I was wondering in a state like Kerala, where HDI is very high and per capita income is on an average is superior to many other cities, when can we travel by Air Conditioned public transport? If the issue is rubbing shoulders with swanky and sweat fellow passengers, why can't we operate air conditioned buses. That may attract many moving from private vehicles to public transport again. Why dont we have A/c buses for Ernakulam - Pirvam, Ernakulam - Aluva routes?

Monday, May 26, 2008

‘What’s the matter with Kochi?’ Good question. With all due respect, I’d say - Attitude! One can’t deny that people’s complacence has contributed to the majority of day-to-day problems we “Kochietes” face, but I think its time we stopped bemoaning it. Everyone complains that potholes are growing, the roads seem to get narrower and that the drainage system has literally flowed up to our doorsteps, but what has anyone done about it? It’s almost synonymous to our other hobby of putting up a token protest when even a hint of some new development springs up. You’ll immediately see a couple of people, sitting cross-legged on the sidewalk, holding up a bunch of pluck-cards with something akin to a vague gripe scribbled on it. Do they know what it is that they’re protesting? Is it for the right reasons? And more importantly, is it a political propaganda or for themselves? I’m often tempted to ask them if they’re for hire!

And this unique ‘attitude-phenomenon’ doesn’t just end there. When the general populace faces a problem, they believe it to be another’s to rectify. They’ll talk about it on any platform you like, they’ll even yell from the rooftops, but they refuse to accept that they’re as much a stakeholder as the local government and municipalities. Where Residential Societies and Building Associations take great pride in putting up parties and organizing trips, they grow strangely silent when its time to bring about a petition to do something about that ‘hole in the ground’! But, they’d have complained to their neighbour about how difficult it is to take their cars around it…

I also refuse to accept the adage that “may be the youngsters can…” because its not just the youngsters who use the roads or the haphazard state transport… a joint, coordinated effort on the side of everyone involved would be a good beginning.

Thursday, May 22, 2008

What had happened to Kochi? if we analyze the problems that Kochi faces, we can find an interesting fact, that the root cause for most problems faced by Kochi can be attributed to negligence to stick to the basics. For instance, everyone is ecstatic about the multi million Metro Rail project, but no one is ready to advocate for the repairs of the city roads which has a budget of a few lakhs of Rupees. People are not willing to look into those perils which require our immediate attention. It is interesting that most serious problems have their origin in relatively simpler stuffs, for example, these days, we are experiencing serious serious traffic jams in the small stretch of road between the North over-bridge and Kacheripadi; this is attributable to a gutter in the road, right infront of Popular Mill stores. A few days back, this gutter was a very small one, however, neglect from the part of people and authorities have caused it to grow in size. Today, the gutter eats up hours of each inhabitant of Kochi and also causes hundreds of liters of Petrol to be wasted each day.

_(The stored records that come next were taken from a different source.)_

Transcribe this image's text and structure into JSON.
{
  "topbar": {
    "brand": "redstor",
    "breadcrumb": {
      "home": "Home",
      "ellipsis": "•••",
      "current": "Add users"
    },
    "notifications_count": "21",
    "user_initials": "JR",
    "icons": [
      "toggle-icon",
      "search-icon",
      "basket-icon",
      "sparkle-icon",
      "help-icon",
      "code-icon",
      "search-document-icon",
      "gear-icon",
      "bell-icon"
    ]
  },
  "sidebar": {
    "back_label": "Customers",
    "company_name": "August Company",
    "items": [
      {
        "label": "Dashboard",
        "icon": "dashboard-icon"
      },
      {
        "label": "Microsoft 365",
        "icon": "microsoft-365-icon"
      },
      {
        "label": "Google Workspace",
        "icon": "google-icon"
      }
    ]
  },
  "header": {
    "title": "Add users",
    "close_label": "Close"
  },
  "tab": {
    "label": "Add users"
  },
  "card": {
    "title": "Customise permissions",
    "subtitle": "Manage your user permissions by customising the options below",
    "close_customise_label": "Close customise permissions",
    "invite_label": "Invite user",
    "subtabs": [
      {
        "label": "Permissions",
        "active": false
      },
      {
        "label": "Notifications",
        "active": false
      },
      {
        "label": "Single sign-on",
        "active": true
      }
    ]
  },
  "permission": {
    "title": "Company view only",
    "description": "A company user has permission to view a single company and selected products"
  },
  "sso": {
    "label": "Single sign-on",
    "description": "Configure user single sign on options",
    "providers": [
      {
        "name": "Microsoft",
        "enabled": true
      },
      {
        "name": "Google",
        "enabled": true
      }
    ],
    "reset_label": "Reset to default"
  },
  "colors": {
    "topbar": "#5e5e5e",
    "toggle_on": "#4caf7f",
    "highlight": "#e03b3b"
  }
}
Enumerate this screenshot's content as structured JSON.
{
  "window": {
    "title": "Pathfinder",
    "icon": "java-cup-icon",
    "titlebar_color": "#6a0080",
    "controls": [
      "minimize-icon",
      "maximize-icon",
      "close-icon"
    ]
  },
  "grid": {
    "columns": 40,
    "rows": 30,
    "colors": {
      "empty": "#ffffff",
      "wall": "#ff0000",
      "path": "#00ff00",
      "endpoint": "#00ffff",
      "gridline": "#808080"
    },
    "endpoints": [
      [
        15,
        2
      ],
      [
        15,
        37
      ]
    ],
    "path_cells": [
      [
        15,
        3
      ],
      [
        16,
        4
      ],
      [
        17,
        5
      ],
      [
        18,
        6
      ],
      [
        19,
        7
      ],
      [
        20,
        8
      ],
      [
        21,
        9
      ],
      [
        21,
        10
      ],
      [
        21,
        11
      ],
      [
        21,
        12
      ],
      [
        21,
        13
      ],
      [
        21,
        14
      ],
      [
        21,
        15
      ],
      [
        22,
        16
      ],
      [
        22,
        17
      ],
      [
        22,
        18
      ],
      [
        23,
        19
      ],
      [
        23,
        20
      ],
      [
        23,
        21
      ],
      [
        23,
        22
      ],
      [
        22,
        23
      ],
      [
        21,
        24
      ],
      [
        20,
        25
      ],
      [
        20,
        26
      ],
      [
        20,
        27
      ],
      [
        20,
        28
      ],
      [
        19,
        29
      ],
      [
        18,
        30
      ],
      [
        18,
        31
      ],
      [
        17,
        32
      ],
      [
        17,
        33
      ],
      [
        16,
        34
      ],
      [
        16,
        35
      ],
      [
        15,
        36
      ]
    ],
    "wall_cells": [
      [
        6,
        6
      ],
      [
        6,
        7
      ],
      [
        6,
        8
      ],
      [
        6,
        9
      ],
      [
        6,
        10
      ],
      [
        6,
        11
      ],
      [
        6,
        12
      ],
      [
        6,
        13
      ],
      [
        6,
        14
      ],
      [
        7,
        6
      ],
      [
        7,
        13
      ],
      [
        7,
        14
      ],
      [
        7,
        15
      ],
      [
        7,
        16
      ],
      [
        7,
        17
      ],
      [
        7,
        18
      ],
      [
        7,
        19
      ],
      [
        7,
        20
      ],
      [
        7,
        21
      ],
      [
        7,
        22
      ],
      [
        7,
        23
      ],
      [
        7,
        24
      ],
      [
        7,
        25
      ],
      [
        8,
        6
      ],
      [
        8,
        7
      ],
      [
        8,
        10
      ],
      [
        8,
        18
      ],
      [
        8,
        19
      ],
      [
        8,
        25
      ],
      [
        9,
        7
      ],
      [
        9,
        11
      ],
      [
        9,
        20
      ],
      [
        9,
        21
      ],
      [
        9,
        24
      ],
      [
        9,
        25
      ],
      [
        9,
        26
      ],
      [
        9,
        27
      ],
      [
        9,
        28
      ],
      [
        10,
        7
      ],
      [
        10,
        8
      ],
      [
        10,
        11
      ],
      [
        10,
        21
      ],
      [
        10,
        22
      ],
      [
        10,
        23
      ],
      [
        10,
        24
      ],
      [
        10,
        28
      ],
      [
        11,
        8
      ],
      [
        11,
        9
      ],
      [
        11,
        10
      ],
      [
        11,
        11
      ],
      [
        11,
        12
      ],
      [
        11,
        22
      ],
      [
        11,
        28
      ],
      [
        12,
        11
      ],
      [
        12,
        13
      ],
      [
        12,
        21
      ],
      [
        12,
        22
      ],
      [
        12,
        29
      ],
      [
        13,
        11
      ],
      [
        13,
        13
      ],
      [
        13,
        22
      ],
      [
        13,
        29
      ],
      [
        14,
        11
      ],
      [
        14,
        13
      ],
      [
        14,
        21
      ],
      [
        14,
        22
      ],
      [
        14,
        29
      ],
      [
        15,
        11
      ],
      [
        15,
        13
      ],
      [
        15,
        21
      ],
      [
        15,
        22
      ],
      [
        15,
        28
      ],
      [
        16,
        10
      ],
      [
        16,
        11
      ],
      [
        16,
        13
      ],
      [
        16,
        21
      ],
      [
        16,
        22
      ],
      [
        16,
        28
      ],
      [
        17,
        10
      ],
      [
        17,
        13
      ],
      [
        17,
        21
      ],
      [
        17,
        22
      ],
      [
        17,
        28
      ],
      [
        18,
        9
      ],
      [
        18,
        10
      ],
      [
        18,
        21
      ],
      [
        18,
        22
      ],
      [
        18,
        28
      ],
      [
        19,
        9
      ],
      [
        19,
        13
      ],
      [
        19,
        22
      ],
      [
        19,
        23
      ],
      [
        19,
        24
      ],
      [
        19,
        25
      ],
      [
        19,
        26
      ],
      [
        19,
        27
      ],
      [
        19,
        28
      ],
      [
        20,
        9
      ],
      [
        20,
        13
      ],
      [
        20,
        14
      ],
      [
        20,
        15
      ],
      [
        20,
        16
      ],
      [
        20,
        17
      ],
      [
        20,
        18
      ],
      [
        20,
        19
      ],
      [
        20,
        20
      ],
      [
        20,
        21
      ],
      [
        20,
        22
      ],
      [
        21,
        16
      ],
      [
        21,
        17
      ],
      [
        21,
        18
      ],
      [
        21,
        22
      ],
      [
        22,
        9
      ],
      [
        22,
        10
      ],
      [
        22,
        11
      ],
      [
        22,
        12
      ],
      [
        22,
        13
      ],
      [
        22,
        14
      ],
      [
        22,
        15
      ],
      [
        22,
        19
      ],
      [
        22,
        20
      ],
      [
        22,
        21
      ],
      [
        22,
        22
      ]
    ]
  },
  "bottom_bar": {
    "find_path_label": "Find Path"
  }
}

It is high time that we get back to our basics, try to solve those simpler problems, which left unattended, will seriously jeopardize our interests in having a developed city. It is a fundamental fact that inorder to build a multi-story ed building, you need to have a firm foundation. Similarly, inorder to implement huge projects, we need to get our basics right, we need to shift our focus to those simpler things, makesure they are set right and then, slowly, progress to our set goals.